A new study of prehistoric rock art reveals how hunters in the Arabian Peninsula pursued prey with dogs over 8,000 years ago — and even controlled their packs with leashes. The engravings represent the earliest evidence for dogs on the Arabian Peninsula and might even stand as the earliest depictions of canines yet, as Science first reported. Found at two sites a few years ago — at a wadi at Shuwaymis and at the desert oasis of Jubbah — the stylized canines predate previous evidence for dogs in the region by over 2,000 years. As for the carved leashes, those simple lines are the earliest known evidence of leads in prehistory.
The analysis, led by Maria Guagnin, an archaeologist at the Max Planck Institute for the Science of Human History in Jena, was published this month in the Journal of Anthropological Archaeology. Researchers counted around 400 dogs in total across both sites, and even note that the good boys share similar features to the modern-day Canaan dog.
“All of the dogs display characteristic pricked ears, short snouts, deeply-angled chests, and a curled tail, appearing to be of the same ‘type,’” the scientists write, noting that although “the depicted dogs are reminiscent of the modern Canaan dog, it remains unclear if they were brought to the Arabian Peninsula from the Levant or represent an independent domestication of dogs from Arabian wolves.”
Notably, some dogs are even carved in a manner that gives them coat markings such as chest colorations and spots. They are also depicted as individual creatures, in various stances and tail positions; the artists even differentiated between male and female canines.
“This may indicate the artists were documenting the general range of variation in local dogs or depicting individual dogs known to them,” the researchers write.
Also telling is the way the leashes are portrayed. The restraints appear on only a number of dogs and tether them to the hunters’s waists, allowing their owners to wield bows and arrows. As the researchers explain, leashed dogs might have served to protect not only their human companion but also valuable dogs trained to track the scent of prey. But they might also represent younger dogs who are less experienced or even older dogs who are more easily injured.
“This suggests not only are some human populations controlling their hunting dogs by the Pre-Neolithic, but that some dogs may perform different hunting tasks than others,” the researchers write. “Some may be used only to track prey scents, while others are used to corral and attack prey, protect human hunters, or help haul meat back to camp.”
This meat came from a wide variety of sources, as the rock art reveals. The panels at Jubbah and Shuwaymis show canines chasing after cattle, oryxes, equids, aurochs, cattle, wild camel, and even a lion. Some scenes even depict the aftermath of a successful hunt, recording dogs that bite the necks and bellies of ibexes and gazelles.
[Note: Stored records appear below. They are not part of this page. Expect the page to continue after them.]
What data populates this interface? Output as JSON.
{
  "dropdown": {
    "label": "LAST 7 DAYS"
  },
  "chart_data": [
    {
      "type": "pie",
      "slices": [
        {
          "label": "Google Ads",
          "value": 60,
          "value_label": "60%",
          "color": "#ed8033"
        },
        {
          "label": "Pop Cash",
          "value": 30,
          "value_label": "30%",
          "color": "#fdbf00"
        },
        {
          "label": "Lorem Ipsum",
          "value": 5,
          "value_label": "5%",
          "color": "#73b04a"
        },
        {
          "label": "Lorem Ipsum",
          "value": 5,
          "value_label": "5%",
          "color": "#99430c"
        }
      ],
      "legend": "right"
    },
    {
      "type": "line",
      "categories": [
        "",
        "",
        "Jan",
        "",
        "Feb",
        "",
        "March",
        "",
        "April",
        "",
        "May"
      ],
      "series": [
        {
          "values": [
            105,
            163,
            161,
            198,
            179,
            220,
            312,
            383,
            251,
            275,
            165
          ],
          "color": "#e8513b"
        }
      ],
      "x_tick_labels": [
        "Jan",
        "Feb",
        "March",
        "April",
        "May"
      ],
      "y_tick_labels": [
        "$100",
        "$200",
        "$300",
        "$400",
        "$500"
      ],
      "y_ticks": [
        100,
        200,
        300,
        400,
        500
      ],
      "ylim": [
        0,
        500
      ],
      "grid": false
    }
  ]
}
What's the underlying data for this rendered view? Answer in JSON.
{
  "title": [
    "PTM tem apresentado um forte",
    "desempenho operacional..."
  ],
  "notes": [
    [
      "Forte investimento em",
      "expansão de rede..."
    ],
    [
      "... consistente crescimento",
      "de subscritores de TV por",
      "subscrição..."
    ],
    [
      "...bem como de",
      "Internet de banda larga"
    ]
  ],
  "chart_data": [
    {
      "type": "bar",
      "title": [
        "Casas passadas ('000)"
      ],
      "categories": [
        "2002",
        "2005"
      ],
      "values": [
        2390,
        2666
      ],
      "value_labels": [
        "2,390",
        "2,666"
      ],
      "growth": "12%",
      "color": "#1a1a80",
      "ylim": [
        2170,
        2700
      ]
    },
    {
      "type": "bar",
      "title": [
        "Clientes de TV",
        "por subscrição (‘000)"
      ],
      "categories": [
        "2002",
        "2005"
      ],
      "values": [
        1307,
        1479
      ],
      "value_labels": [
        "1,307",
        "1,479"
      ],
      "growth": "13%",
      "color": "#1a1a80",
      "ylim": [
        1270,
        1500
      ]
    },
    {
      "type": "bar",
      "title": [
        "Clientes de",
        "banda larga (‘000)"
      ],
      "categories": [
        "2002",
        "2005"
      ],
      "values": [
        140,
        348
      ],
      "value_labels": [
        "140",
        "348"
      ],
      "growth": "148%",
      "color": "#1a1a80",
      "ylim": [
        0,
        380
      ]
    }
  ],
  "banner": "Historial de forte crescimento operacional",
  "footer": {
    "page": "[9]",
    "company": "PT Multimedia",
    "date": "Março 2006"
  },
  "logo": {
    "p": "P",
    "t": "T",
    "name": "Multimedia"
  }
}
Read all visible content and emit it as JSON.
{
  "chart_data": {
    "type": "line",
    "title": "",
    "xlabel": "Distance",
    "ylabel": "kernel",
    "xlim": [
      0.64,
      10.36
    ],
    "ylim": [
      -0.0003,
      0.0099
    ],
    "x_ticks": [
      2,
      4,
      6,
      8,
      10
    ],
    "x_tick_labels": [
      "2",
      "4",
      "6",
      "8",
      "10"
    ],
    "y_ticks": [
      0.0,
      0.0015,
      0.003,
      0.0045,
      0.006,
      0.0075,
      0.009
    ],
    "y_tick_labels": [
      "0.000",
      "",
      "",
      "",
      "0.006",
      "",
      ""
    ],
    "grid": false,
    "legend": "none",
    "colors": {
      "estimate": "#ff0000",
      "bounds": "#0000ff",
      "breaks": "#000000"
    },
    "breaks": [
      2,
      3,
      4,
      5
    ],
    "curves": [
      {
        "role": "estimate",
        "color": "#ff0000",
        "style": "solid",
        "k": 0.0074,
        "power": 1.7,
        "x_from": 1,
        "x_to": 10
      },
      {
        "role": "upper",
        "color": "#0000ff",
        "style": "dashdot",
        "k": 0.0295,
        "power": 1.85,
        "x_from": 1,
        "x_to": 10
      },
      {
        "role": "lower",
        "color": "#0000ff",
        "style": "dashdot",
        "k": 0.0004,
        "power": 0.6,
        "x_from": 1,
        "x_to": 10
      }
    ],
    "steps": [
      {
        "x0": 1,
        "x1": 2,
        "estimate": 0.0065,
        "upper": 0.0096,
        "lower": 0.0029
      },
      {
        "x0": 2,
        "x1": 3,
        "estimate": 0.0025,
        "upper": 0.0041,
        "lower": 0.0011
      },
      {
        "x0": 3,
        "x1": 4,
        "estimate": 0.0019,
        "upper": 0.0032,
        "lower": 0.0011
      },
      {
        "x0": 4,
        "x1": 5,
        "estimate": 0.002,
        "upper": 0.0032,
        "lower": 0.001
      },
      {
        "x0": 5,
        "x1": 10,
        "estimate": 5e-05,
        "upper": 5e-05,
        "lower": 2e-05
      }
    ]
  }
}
The carvings illuminate how early domestic dogs behaved and how humans worked with them to survive, but they are are also simply beautiful pictures that, I’d argue, convey amity between man and dog. Now, to further clarify this prehistoric relationship as well as more precisely date the rock art, researchers will have to conduct more fieldwork in the region, to try and uncover actual remains of early domestic dogs.